The Synod on Synodality risks becoming a project of fruitless navel-gazing; reform will only happen if the Church remembers that she exists because of Christ and “in order to evangelize.”
Ever so slowly, the “Synod on Synodality” is beginning. A preparatory process of “listening and dialogue” in parishes and dioceses throughout the Catholic world has been underway since October 2021; in the next stage of the synod, reports from this preparatory process will be synthesized at national meetings. These will be followed by continental synodal gatherings. The synod will culminate in an international assembly of bishop delegates in October 2023. This Roman project is certainly more promising than the German “Synodal Way.” Yet even cardinals and others close to the pope are beginning to realize that many in the Church, laity and clergy alike, lack true synodal enthusiasm.

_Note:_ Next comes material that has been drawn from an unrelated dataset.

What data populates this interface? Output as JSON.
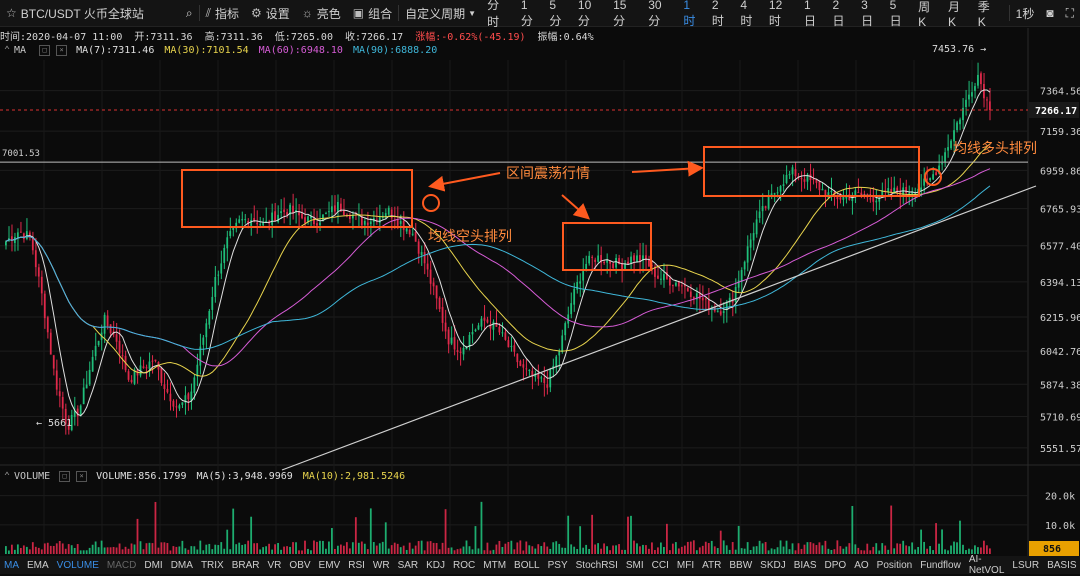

The Synod on Synodality is meant to be a global exercise in “listening” and “walking together.” But some seem to expect more from this synod than what it can reasonably deliver. Serious theologians have been pointing out since the Second Vatican Council that a Church constantly focusing on herself cannot claim to be following her founder’s mission. Sadly, the Synod on Synodality risks becoming a project of fruitless navel-gazing. Reform will only happen if the Church remembers that she exists because of Christ and “in order to evangelize,” as Paul VI said.
In order for this synod to work and bear fruit, bishops and priests first need to be committed. At this point, I see little enthusiasm, despite massive Vatican advertising. Bishops, priests, and Catholics in general want to “walk with” the pope, and with one another, but this synod has not ignited many hearts or minds. This is due to several factors.